В то же время замысел этот не был только символистическим; Крэг ощущал «Гамлета» в сложном «сплетении трех тонов: отвлеченного, полуреального и реального»[66]. Он возвращал «Гамлета» северу, морю, ветру; он хотел, чтобы зрители ощутили леденящий страх, охвативший часовых перед призраком; чтобы они увидели необычную Офелию: «ужасно ничтожную, глупую и прекрасною в то же время»[67].

Основу для осуществления такого сложнейшего замысла Сулержицкий, как и Станиславский, видел прежде всего в воплощении его через актера, в работе с исполнителями: Качаловым — Гамлетом, Гзовской — Офелией и другими. В реальной работе с живыми актерами, а не с послушными исполнителями режиссерского замысла, «сверхмарионетками», о которых мечтал Крэг. Величественно-абстрактные замыслы Крэга неизбежно «заземлялись» в театре: «Высказав нам все свои мечты и планы постановки, Крэг уехал в Италию, а я с Сулержицким принялись выполнять задания режиссера и инициатора постановки. {69} С этого момента начались наши мытарства… Крэг, как и я, хотел совершенства, идеала, т. е. простого, сильного, глубокого, возвышенного, художественного и красивого выражения живого человеческого чувства. Этого я дать ему не мог. Я повторял такие же опыты и при Сулержицком, но он оказался еще требовательнее Крэга и останавливал меня при малейшей неискренности передачи, при малейшем уклонении от правды»[68]. В результате две эти линии спектакля — «живое человеческое чувство» и величественная обобщенность не сливались друг с другом.

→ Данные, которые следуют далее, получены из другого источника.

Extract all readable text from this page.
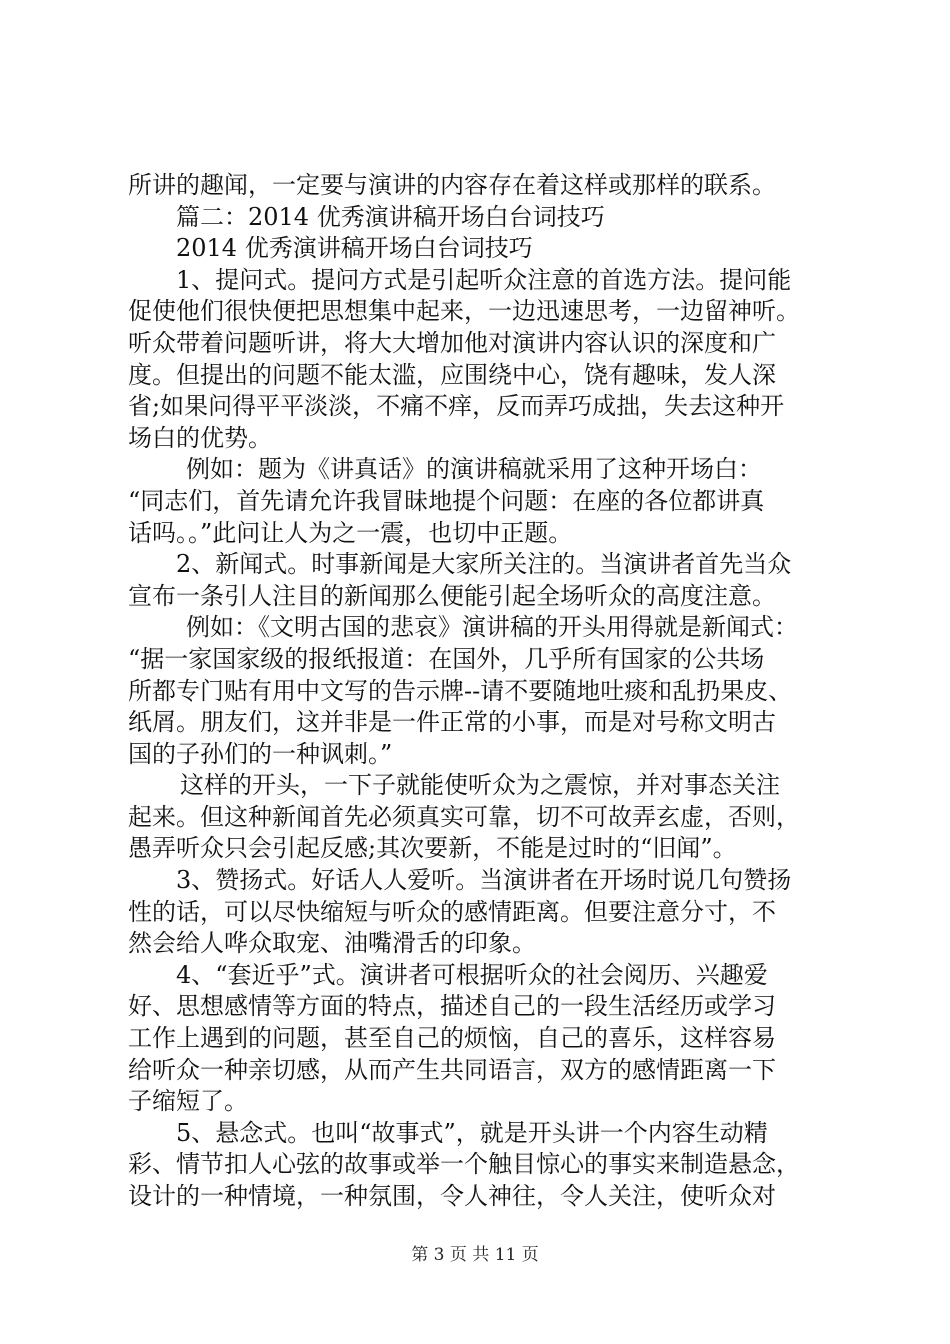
所讲的趣闻，一定要与演讲的内容存在着这样或那样的联系。
篇二：2014 优秀演讲稿开场白台词技巧
2014 优秀演讲稿开场白台词技巧
1、提问式。提问方式是引起听众注意的首选方法。提问能
促使他们很快便把思想集中起来，一边迅速思考，一边留神听。
听众带着问题听讲，将大大增加他对演讲内容认识的深度和广
度。但提出的问题不能太滥，应围绕中心，饶有趣味，发人深
省;如果问得平平淡淡，不痛不痒，反而弄巧成拙，失去这种开
场白的优势。
例如：题为《讲真话》的演讲稿就采用了这种开场白：
“同志们，首先请允许我冒昧地提个问题：在座的各位都讲真
话吗。。”此问让人为之一震，也切中正题。
2、新闻式。时事新闻是大家所关注的。当演讲者首先当众
宣布一条引人注目的新闻那么便能引起全场听众的高度注意。
例如：《文明古国的悲哀》演讲稿的开头用得就是新闻式：
“据一家国家级的报纸报道：在国外，几乎所有国家的公共场
所都专门贴有用中文写的告示牌--请不要随地吐痰和乱扔果皮、
纸屑。朋友们，这并非是一件正常的小事，而是对号称文明古
国的子孙们的一种讽刺。”
这样的开头，一下子就能使听众为之震惊，并对事态关注
起来。但这种新闻首先必须真实可靠，切不可故弄玄虚，否则，
愚弄听众只会引起反感;其次要新，不能是过时的“旧闻”。
3、赞扬式。好话人人爱听。当演讲者在开场时说几句赞扬
性的话，可以尽快缩短与听众的感情距离。但要注意分寸，不
然会给人哗众取宠、油嘴滑舌的印象。
4、“套近乎”式。演讲者可根据听众的社会阅历、兴趣爱
好、思想感情等方面的特点，描述自己的一段生活经历或学习
工作上遇到的问题，甚至自己的烦恼，自己的喜乐，这样容易
给听众一种亲切感，从而产生共同语言，双方的感情距离一下
子缩短了。
5、悬念式。也叫“故事式”，就是开头讲一个内容生动精
彩、情节扣人心弦的故事或举一个触目惊心的事实来制造悬念，
设计的一种情境，一种氛围，令人神往，令人关注，使听众对
第 3 页 共 11 页
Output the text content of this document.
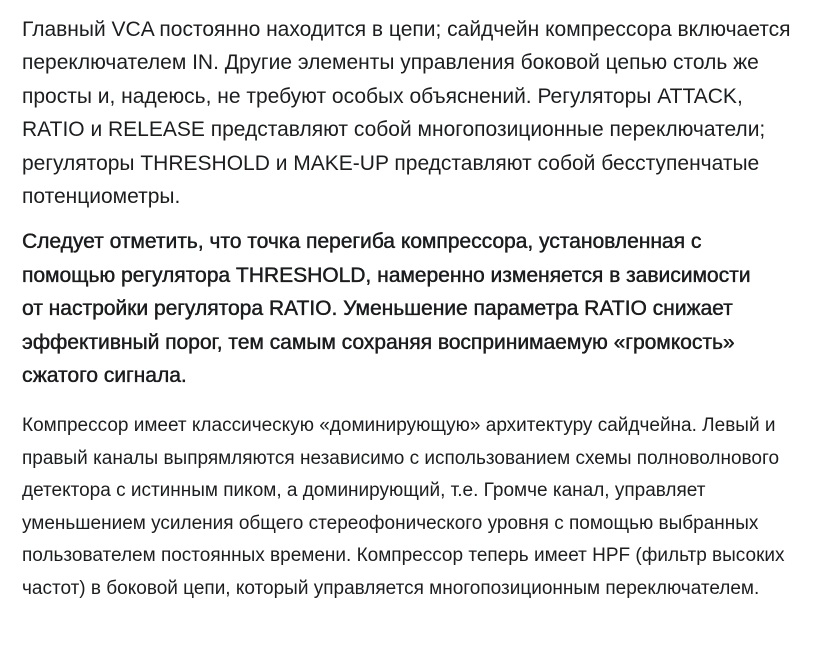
Главный VCA постоянно находится в цепи; сайдчейн компрессора включается
переключателем IN. Другие элементы управления боковой цепью столь же
просты и, надеюсь, не требуют особых объяснений. Регуляторы ATTACK,
RATIO и RELEASE представляют собой многопозиционные переключатели;
регуляторы THRESHOLD и MAKE-UP представляют собой бесступенчатые
потенциометры.

Следует отметить, что точка перегиба компрессора, установленная с
помощью регулятора THRESHOLD, намеренно изменяется в зависимости
от настройки регулятора RATIO. Уменьшение параметра RATIO снижает
эффективный порог, тем самым сохраняя воспринимаемую «громкость»
сжатого сигнала.

Компрессор имеет классическую «доминирующую» архитектуру сайдчейна. Левый и
правый каналы выпрямляются независимо с использованием схемы полноволнового
детектора с истинным пиком, а доминирующий, т.е. Громче канал, управляет
уменьшением усиления общего стереофонического уровня с помощью выбранных
пользователем постоянных времени. Компрессор теперь имеет HPF (фильтр высоких
частот) в боковой цепи, который управляется многопозиционным переключателем.
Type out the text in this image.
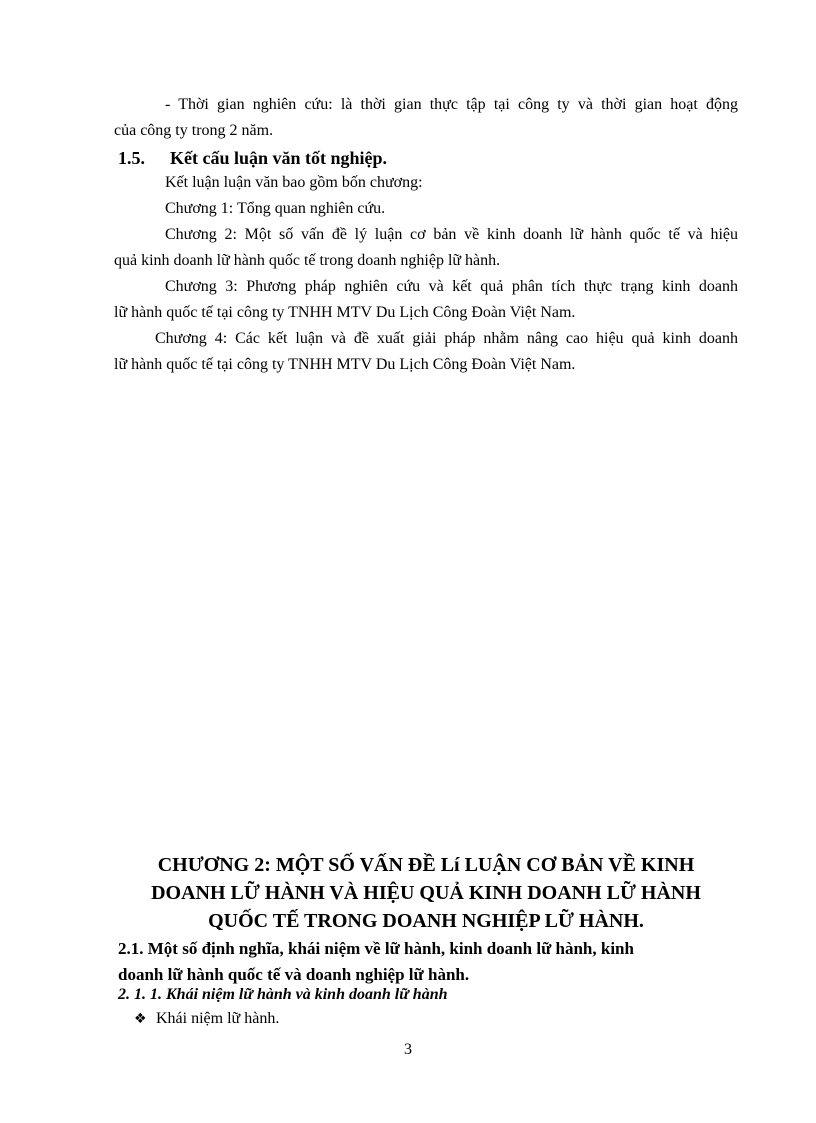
- Thời gian nghiên cứu: là thời gian thực tập tại công ty và thời gian hoạt động

của công ty trong 2 năm.

1.5. Kết cấu luận văn tốt nghiệp.

Kết luận luận văn bao gồm bốn chương:

Chương 1: Tổng quan nghiên cứu.

Chương 2: Một số vấn đề lý luận cơ bản về kinh doanh lữ hành quốc tế và hiệu

quả kinh doanh lữ hành quốc tế trong doanh nghiệp lữ hành.

Chương 3: Phương pháp nghiên cứu và kết quả phân tích thực trạng kinh doanh

lữ hành quốc tế tại công ty TNHH MTV Du Lịch Công Đoàn Việt Nam.

Chương 4: Các kết luận và đề xuất giải pháp nhằm nâng cao hiệu quả kinh doanh

lữ hành quốc tế tại công ty TNHH MTV Du Lịch Công Đoàn Việt Nam.

CHƯƠNG 2: MỘT SỐ VẤN ĐỀ Lí LUẬN CƠ BẢN VỀ KINH
DOANH LỮ HÀNH VÀ HIỆU QUẢ KINH DOANH LỮ HÀNH
QUỐC TẾ TRONG DOANH NGHIỆP LỮ HÀNH.
2.1. Một số định nghĩa, khái niệm về lữ hành, kinh doanh lữ hành, kinh
doanh lữ hành quốc tế và doanh nghiệp lữ hành.
2. 1. 1. Khái niệm lữ hành và kinh doanh lữ hành

❖ Khái niệm lữ hành.

3
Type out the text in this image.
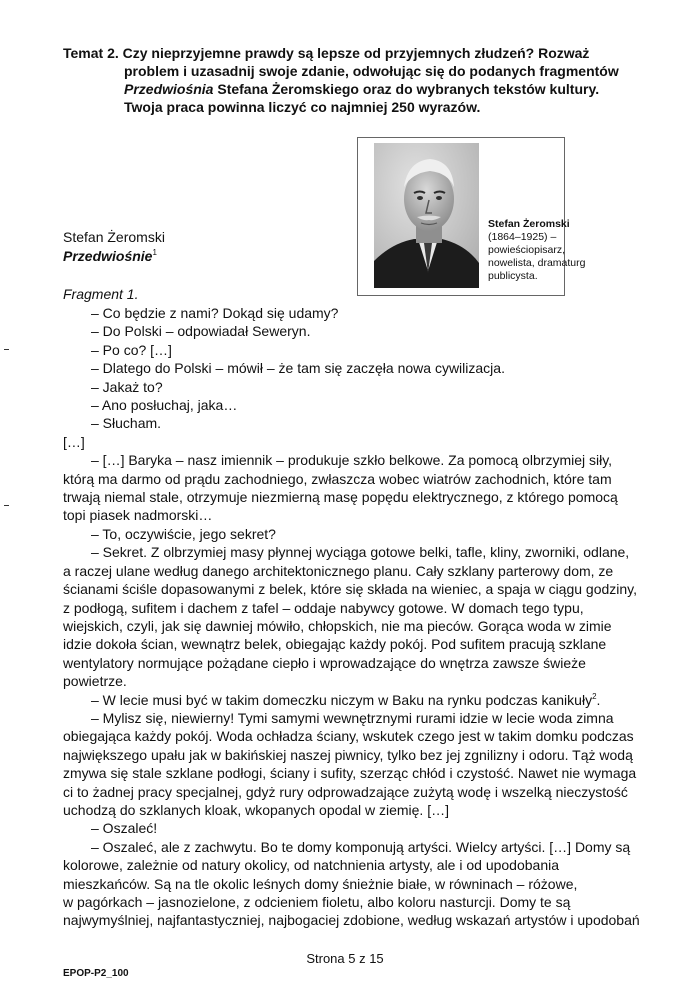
Temat 2. Czy nieprzyjemne prawdy są lepsze od przyjemnych złudzeń? Rozważ
problem i uzasadnij swoje zdanie, odwołując się do podanych fragmentów
Przedwiośnia Stefana Żeromskiego oraz do wybranych tekstów kultury.
Twoja praca powinna liczyć co najmniej 250 wyrazów.
Stefan Żeromski
(1864–1925) –
powieściopisarz,
nowelista, dramaturg
publicysta.
Stefan Żeromski
Przedwiośnie$^1$
Fragment 1.
– Co będzie z nami? Dokąd się udamy?
– Do Polski – odpowiadał Seweryn.
– Po co? […]
– Dlatego do Polski – mówił – że tam się zaczęła nowa cywilizacja.
– Jakaż to?
– Ano posłuchaj, jaka…
– Słucham.
[…]
– […] Baryka – nasz imiennik – produkuje szkło belkowe. Za pomocą olbrzymiej siły,
którą ma darmo od prądu zachodniego, zwłaszcza wobec wiatrów zachodnich, które tam
trwają niemal stale, otrzymuje niezmierną masę popędu elektrycznego, z którego pomocą
topi piasek nadmorski…
– To, oczywiście, jego sekret?
– Sekret. Z olbrzymiej masy płynnej wyciąga gotowe belki, tafle, kliny, zworniki, odlane,
a raczej ulane według danego architektonicznego planu. Cały szklany parterowy dom, ze
ścianami ściśle dopasowanymi z belek, które się składa na wieniec, a spaja w ciągu godziny,
z podłogą, sufitem i dachem z tafel – oddaje nabywcy gotowe. W domach tego typu,
wiejskich, czyli, jak się dawniej mówiło, chłopskich, nie ma pieców. Gorąca woda w zimie
idzie dokoła ścian, wewnątrz belek, obiegając każdy pokój. Pod sufitem pracują szklane
wentylatory normujące pożądane ciepło i wprowadzające do wnętrza zawsze świeże
powietrze.
– W lecie musi być w takim domeczku niczym w Baku na rynku podczas kanikuły$^2$.
– Mylisz się, niewierny! Tymi samymi wewnętrznymi rurami idzie w lecie woda zimna
obiegająca każdy pokój. Woda ochładza ściany, wskutek czego jest w takim domku podczas
największego upału jak w bakińskiej naszej piwnicy, tylko bez jej zgnilizny i odoru. Tąż wodą
zmywa się stale szklane podłogi, ściany i sufity, szerząc chłód i czystość. Nawet nie wymaga
ci to żadnej pracy specjalnej, gdyż rury odprowadzające zużytą wodę i wszelką nieczystość
uchodzą do szklanych kloak, wkopanych opodal w ziemię. […]
– Oszaleć!
– Oszaleć, ale z zachwytu. Bo te domy komponują artyści. Wielcy artyści. […] Domy są
kolorowe, zależnie od natury okolicy, od natchnienia artysty, ale i od upodobania
mieszkańców. Są na tle okolic leśnych domy śnieżnie białe, w równinach – różowe,
w pagórkach – jasnozielone, z odcieniem fioletu, albo koloru nasturcji. Domy te są
najwymyślniej, najfantastyczniej, najbogaciej zdobione, według wskazań artystów i upodobań
Strona 5 z 15
EPOP-P2_100
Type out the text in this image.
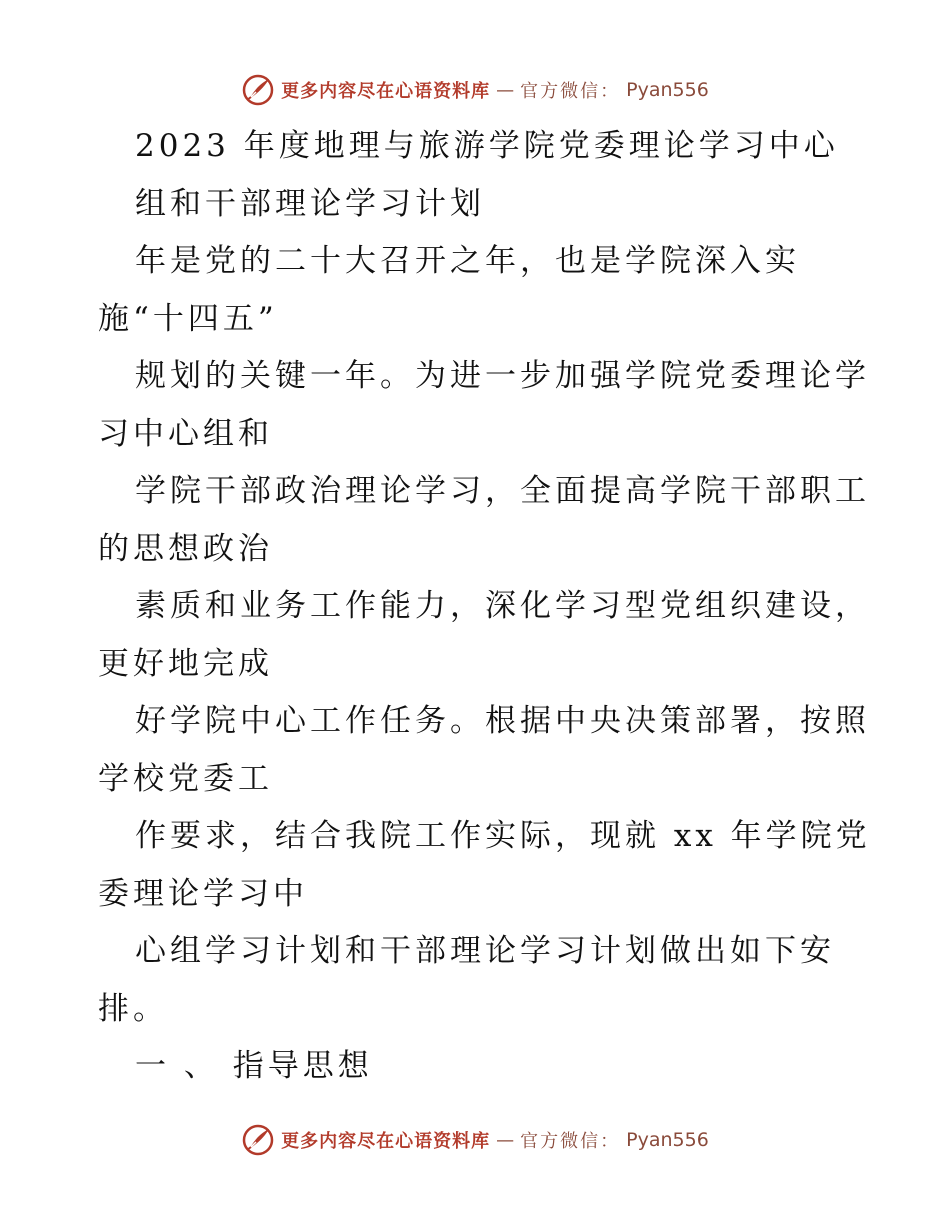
更多内容尽在心语资料库 — 官方微信： Pyan556
2023 年度地理与旅游学院党委理论学习中心
组和干部理论学习计划
年是党的二十大召开之年，也是学院深入实
施“十四五”
规划的关键一年。为进一步加强学院党委理论学
习中心组和
学院干部政治理论学习，全面提高学院干部职工
的思想政治
素质和业务工作能力，深化学习型党组织建设，
更好地完成
好学院中心工作任务。根据中央决策部署，按照
学校党委工
作要求，结合我院工作实际，现就 xx 年学院党
委理论学习中
心组学习计划和干部理论学习计划做出如下安
排。
一 、 指导思想
更多内容尽在心语资料库 — 官方微信： Pyan556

Особенно явным было это в решении центрального образа:

«Уже в процессе репетиций, а затем и в самом спектакле обнаружилось, что Гамлет Качалова не совпадает с крэговским Гамлетом.

Качалов переключил своего Гамлета из сферы символики и “идеальной” поэтической гармонии, абстрактной и подчеркнуто условной, в живую жизнь, полную подлинно человеческого, реального содержания. Он нашел в Гамлете глубину психологической трагедии, чуждой Крэгу, трагедии мысли, полной сомнений, недовольства существующим и протеста против социальной несправедливости, “бесчеловечности” окружающего его мира»[69].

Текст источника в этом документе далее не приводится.